Why is the following true:

If $f:[0,x_0)\mapsto\Bbb R$ and $\lim\limits_{x\rightarrow x_0} f(x) = \infty$ then $\exists \alpha<x_0\exists C>0\ :\ 1+f^2(x)\le Cf^2(x)\ \forall x\in[\alpha,x_0)$

I dont see why this property should hold.
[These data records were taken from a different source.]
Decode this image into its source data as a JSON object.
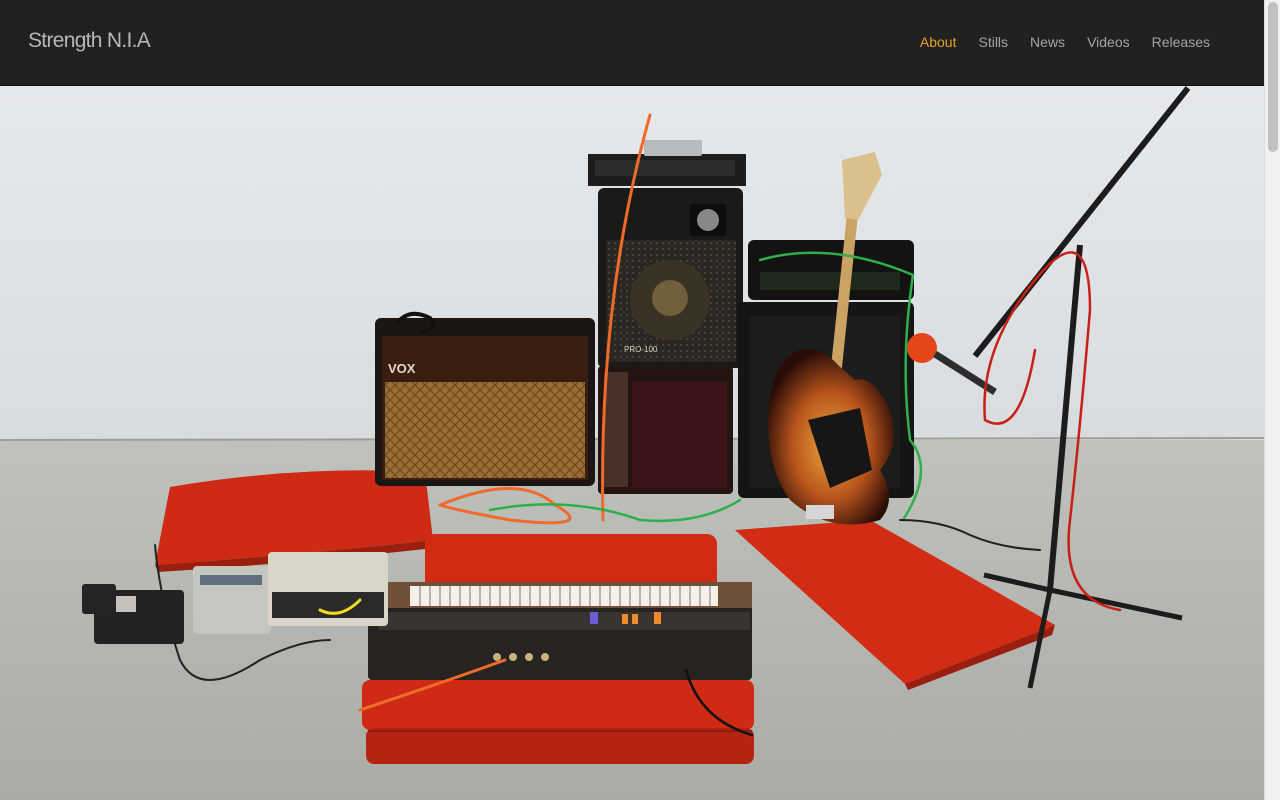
{
  "site": {
    "brand": "Strength N.I.A",
    "nav": [
      {
        "label": "About",
        "active": true
      },
      {
        "label": "Stills",
        "active": false
      },
      {
        "label": "News",
        "active": false
      },
      {
        "label": "Videos",
        "active": false
      },
      {
        "label": "Releases",
        "active": false
      }
    ],
    "accent_color": "#e6a11d"
  },
  "hero": {
    "amp_brand": "VOX",
    "speaker_model": "PRO-100"
  }
}
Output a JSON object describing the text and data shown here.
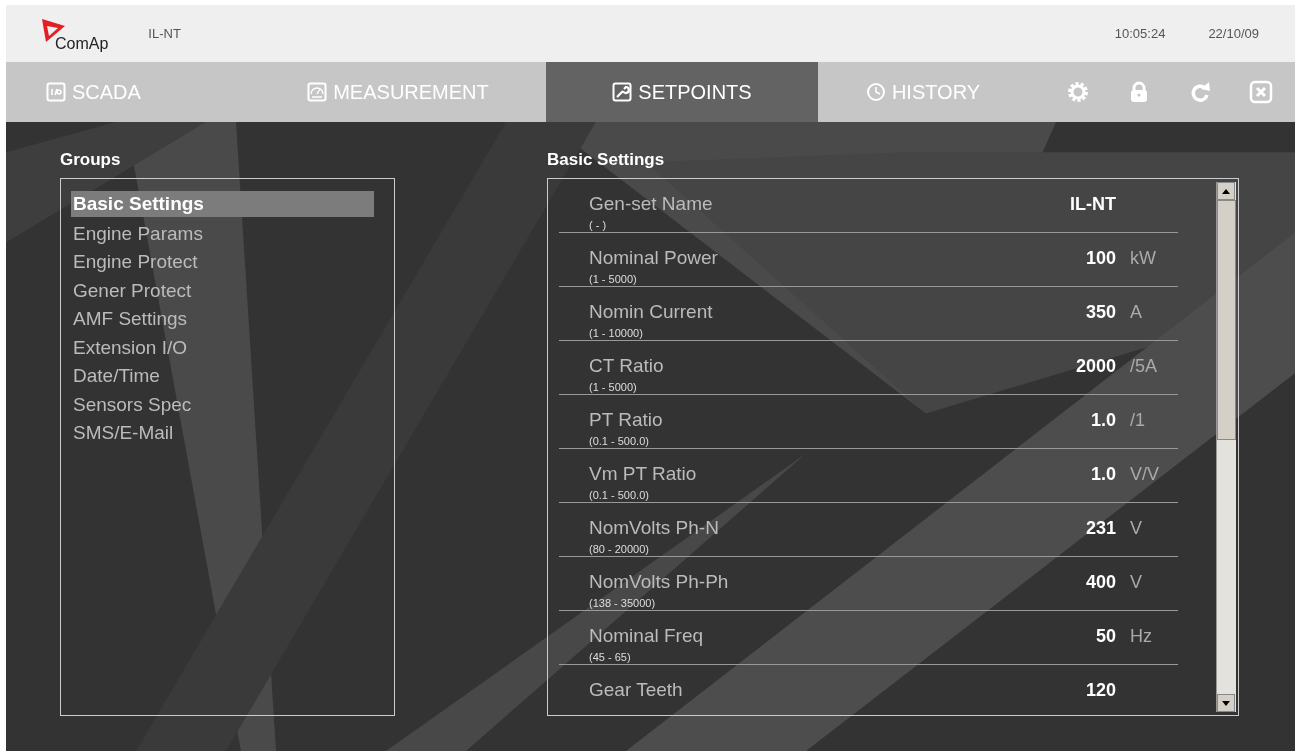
{
  "header": {
    "logo": "ComAp",
    "device": "IL-NT",
    "time": "10:05:24",
    "date": "22/10/09"
  },
  "tabs": [
    {
      "label": "SCADA",
      "kind": "io",
      "selected": false
    },
    {
      "label": "MEASUREMENT",
      "kind": "gauge",
      "selected": false
    },
    {
      "label": "SETPOINTS",
      "kind": "wrench",
      "selected": true
    },
    {
      "label": "HISTORY",
      "kind": "clock",
      "selected": false
    }
  ],
  "toolbar": [
    {
      "kind": "gear"
    },
    {
      "kind": "lock"
    },
    {
      "kind": "refresh"
    },
    {
      "kind": "close"
    }
  ],
  "groups": {
    "title": "Groups",
    "items": [
      {
        "label": "Basic Settings",
        "selected": true
      },
      {
        "label": "Engine Params",
        "selected": false
      },
      {
        "label": "Engine Protect",
        "selected": false
      },
      {
        "label": "Gener Protect",
        "selected": false
      },
      {
        "label": "AMF Settings",
        "selected": false
      },
      {
        "label": "Extension I/O",
        "selected": false
      },
      {
        "label": "Date/Time",
        "selected": false
      },
      {
        "label": "Sensors Spec",
        "selected": false
      },
      {
        "label": "SMS/E-Mail",
        "selected": false
      }
    ]
  },
  "setpoints": {
    "title": "Basic Settings",
    "rows": [
      {
        "name": "Gen-set Name",
        "range": "( - )",
        "value": "IL-NT"
      },
      {
        "name": "Nominal Power",
        "range": "(1 - 5000)",
        "value": "100",
        "unit": "kW"
      },
      {
        "name": "Nomin Current",
        "range": "(1 - 10000)",
        "value": "350",
        "unit": "A"
      },
      {
        "name": "CT Ratio",
        "range": "(1 - 5000)",
        "value": "2000",
        "unit": "/5A"
      },
      {
        "name": "PT Ratio",
        "range": "(0.1 - 500.0)",
        "value": "1.0",
        "unit": "/1"
      },
      {
        "name": "Vm PT Ratio",
        "range": "(0.1 - 500.0)",
        "value": "1.0",
        "unit": "V/V"
      },
      {
        "name": "NomVolts Ph-N",
        "range": "(80 - 20000)",
        "value": "231",
        "unit": "V"
      },
      {
        "name": "NomVolts Ph-Ph",
        "range": "(138 - 35000)",
        "value": "400",
        "unit": "V"
      },
      {
        "name": "Nominal Freq",
        "range": "(45 - 65)",
        "value": "50",
        "unit": "Hz"
      },
      {
        "name": "Gear Teeth",
        "value": "120"
      }
    ]
  }
}
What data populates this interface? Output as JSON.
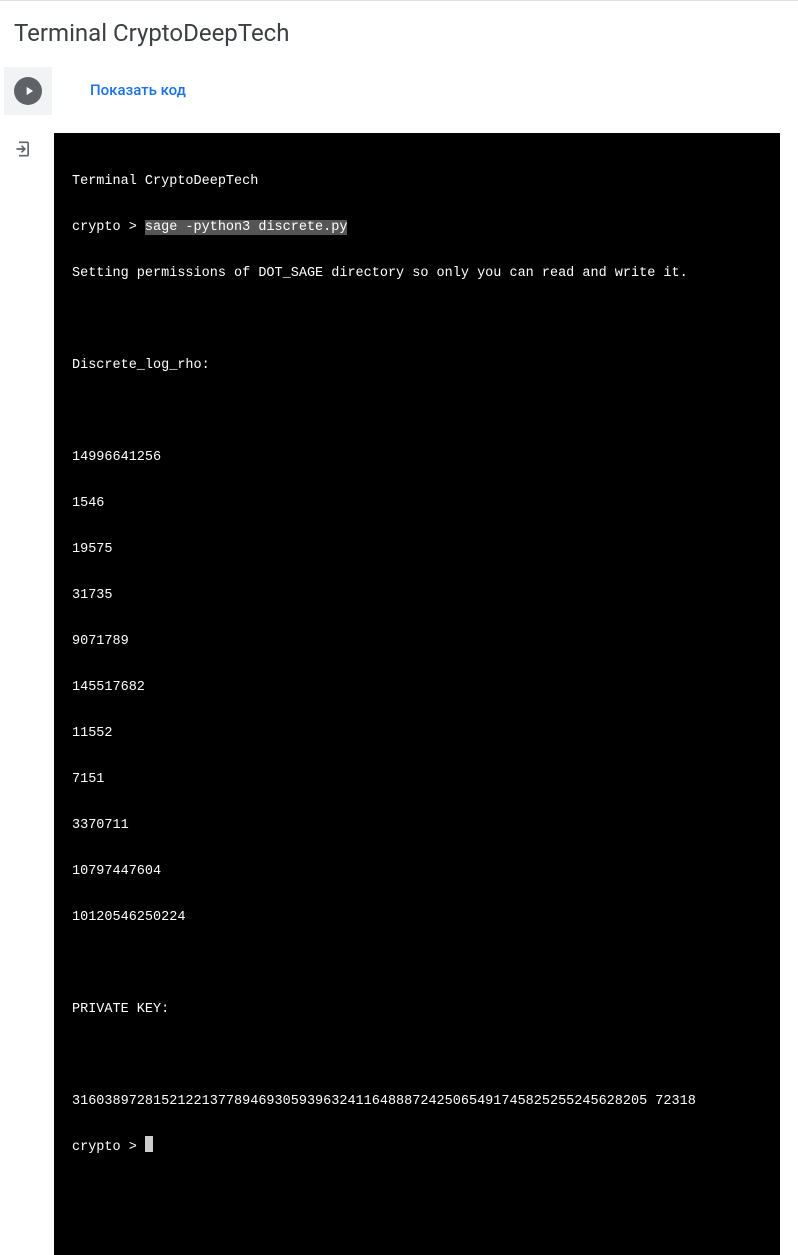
{
  "header": {
    "title": "Terminal CryptoDeepTech"
  },
  "cell": {
    "show_code_label": "Показать код"
  },
  "terminal": {
    "header_line": "Terminal CryptoDeepTech",
    "prompt": "crypto > ",
    "command": "sage -python3 discrete.py",
    "permissions_line": "Setting permissions of DOT_SAGE directory so only you can read and write it.",
    "section1_title": "Discrete_log_rho:",
    "values": [
      "14996641256",
      "1546",
      "19575",
      "31735",
      "9071789",
      "145517682",
      "11552",
      "7151",
      "3370711",
      "10797447604",
      "10120546250224"
    ],
    "section2_title": "PRIVATE KEY:",
    "private_key": "31603897281521221377894693059396324116488872425065491745825255245628205 72318",
    "prompt2": "crypto > "
  }
}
If not true, we have $\forall \alpha,C\ \exists x\in[\alpha,x_0)\ :\ 1+f^2(x)> Cf^2(x)$

So for example if $\alpha = x_0-1/n$ and $C=n$. Let $(x_n)$ be a sequence such that $x_0-1/n\le x_n <x_0$. Clearly $\lim x_n = x_0$

And for each $n$ the following holds:

$1>(n-1)f^2(x_n)\iff{1\over n-1}>f^2(x_n)\implies \lim f(x_n)=0$ in particular $\lim f<\infty$

Does this show the implication?

Answer 1

Since $\lim\limits_{x\rightarrow x_0} f(x)=\infty$ then, by definition of limit, $\exists \alpha<x_0$ such that $f^2(x)>1$ $\forall x\in[\alpha,x_0)$. Then $$1+f^2(x)\le Cf^2(x)\quad \forall x\in[\alpha,x_0)$$ trivially holds by letting $C\geq 2$. Actually the same conclusion holds by assuming the weaker condition $\lim\limits_{x\rightarrow x_0} |f(x)|>1.$